Rishi Sunak has claimed in a speech today (17 April) that the UK economy suffers from an “anti-maths mindset” that costs the economy “tens of billions per year”. He’s not talking about the billions he handed out to fraudsters as chancellor during Covid; those were counted with diligence and enthusiasm, especially by the organised criminals who received them. For Sunak, the problem is a deep-seated prejudice against numeracy itself that keeps this country in a fog of miscalculation.
The New Statesman can reveal who is responsible for spreading this pernicious mindset: why, it’s none other than the Conservative government and its leader, Rishi Sunak.
Exhibit A is the graph above, published by the Treasury to promote Sunak’s stated goal of halving inflation.
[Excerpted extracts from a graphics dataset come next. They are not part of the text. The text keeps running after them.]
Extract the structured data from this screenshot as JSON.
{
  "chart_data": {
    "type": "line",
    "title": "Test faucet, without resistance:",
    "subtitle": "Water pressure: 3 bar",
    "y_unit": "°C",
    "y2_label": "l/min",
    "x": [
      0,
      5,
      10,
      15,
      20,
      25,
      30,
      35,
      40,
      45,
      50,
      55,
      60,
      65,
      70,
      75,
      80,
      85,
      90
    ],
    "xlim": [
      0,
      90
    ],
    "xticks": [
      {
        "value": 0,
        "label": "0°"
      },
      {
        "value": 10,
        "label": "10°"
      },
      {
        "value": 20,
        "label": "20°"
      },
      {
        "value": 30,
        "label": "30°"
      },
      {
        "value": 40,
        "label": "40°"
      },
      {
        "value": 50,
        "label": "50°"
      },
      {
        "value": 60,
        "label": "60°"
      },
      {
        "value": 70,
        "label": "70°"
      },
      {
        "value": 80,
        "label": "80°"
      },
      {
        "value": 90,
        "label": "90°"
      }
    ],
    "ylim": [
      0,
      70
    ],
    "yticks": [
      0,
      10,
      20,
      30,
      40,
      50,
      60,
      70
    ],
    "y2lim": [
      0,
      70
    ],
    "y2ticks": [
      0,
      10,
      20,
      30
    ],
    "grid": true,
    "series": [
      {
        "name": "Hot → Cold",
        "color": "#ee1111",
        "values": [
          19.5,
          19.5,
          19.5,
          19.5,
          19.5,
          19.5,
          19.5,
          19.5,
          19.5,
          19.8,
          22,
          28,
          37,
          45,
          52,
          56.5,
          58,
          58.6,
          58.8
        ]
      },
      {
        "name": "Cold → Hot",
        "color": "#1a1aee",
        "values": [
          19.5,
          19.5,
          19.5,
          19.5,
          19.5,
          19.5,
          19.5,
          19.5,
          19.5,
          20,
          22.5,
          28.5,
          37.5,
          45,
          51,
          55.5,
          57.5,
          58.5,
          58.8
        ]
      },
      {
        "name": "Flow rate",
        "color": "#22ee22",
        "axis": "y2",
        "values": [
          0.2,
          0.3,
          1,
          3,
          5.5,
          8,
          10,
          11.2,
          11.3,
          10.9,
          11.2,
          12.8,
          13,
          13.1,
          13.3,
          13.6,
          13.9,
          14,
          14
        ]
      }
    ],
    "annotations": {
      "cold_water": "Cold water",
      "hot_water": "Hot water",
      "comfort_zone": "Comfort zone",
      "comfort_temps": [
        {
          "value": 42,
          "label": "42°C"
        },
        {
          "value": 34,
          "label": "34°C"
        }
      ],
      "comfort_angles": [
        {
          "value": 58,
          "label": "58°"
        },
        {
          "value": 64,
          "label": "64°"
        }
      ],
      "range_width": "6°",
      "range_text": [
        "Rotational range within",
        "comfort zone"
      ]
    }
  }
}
It appears from the declining bars that progress towards that goal is well under way, but that’s because (as you can see if you really peer at it) the y-axis starts at 8 per cent, not zero. In February Ed Humpherson, director-general for regulation at the Office for Statistics Regulation (OSR), wrote to the Treasury that this creates “a misleading impression of the scale of the deceleration in inflation”.
Humpherson noted that a similar misrepresentation had been made in a tweet by the Department of Health and Social Care about pay increases for NHS staff, which the chair of the UK Statistics Authority, Robert Chote, described as “a poor and misleading representation of the underlying data that risks damaging public confidence in the presentation of official statistics”.
The truth is that “anti-maths” appears to be essential to this government, which makes extensive use of the backs of napkins to “calculate” claims such as the idea that public-sector pay rises would costs everyone in the country £1,000 (which Chote said was based on “judgements and assumptions that others might wish to debate”). Or that Britain’s new trade deals are worth £800bn (which the UK Statistics Authority called “misleading”). The OSR’s caseload for investigating the misuse of statistics in the past two years has been more than double pre-pandemic levels.
[See also: Inflation is at a 30-year high – what does this mean for you?]
Sunak himself seems particularly keen on this type of miscalculation. He claimed in parliament in January that Labour’s policies include “£90bn in unfunded spending”, a figure that Full Fact found to be based on a mish-mash of figures including outdated costings, policies that aren’t necessarily planned and the combination of both one-off and annual spending. He told the Commons that his government had halved the immigration backlog left it by Labour 13 years ago, when in fact it had risen by eight times. The Prime Minister has repeatedly claimed that the UK under his government is “delivering record numbers of new homes”, which is only true if you use a specific measure implemented in the 1990s, when British house-building slowed to a crawl. Like previous chancellors, Sunak committed to continue using an outdated measure of inflation, the retail price index (or RPI), because it overstates inflation and allows the government to increase taxes faster than benefits (which are calculated using the lower CPI measure).
In 2019, as Treasury minister, Sunak claimed that “wages are rising at the fastest rate in a decade”, a claim that was only believable if you ignored inflation. Back then, that was something most of us could do, but today inflation is rapidly dissolving the affordability of everyday life for millions of people. When the Office for National Statistics announces that inflation has fallen back to single digits this Wednesday (19 April), Sunak or Jeremy Hunt will claim that their programme of reducing inflation is working, but again this will be based on a hope that voters don’t understand the mathematical realities of what controls inflation (energy prices, monetary policy and greed, none of which fall under the control of central government), or how it manifests in their daily lives (even at 7 or 8 per cent, prices will still be racing upwards).
It is absolutely right, then, that every British schoolchild is educated in maths until 18; the first module should be on how politicians fudge their numbers.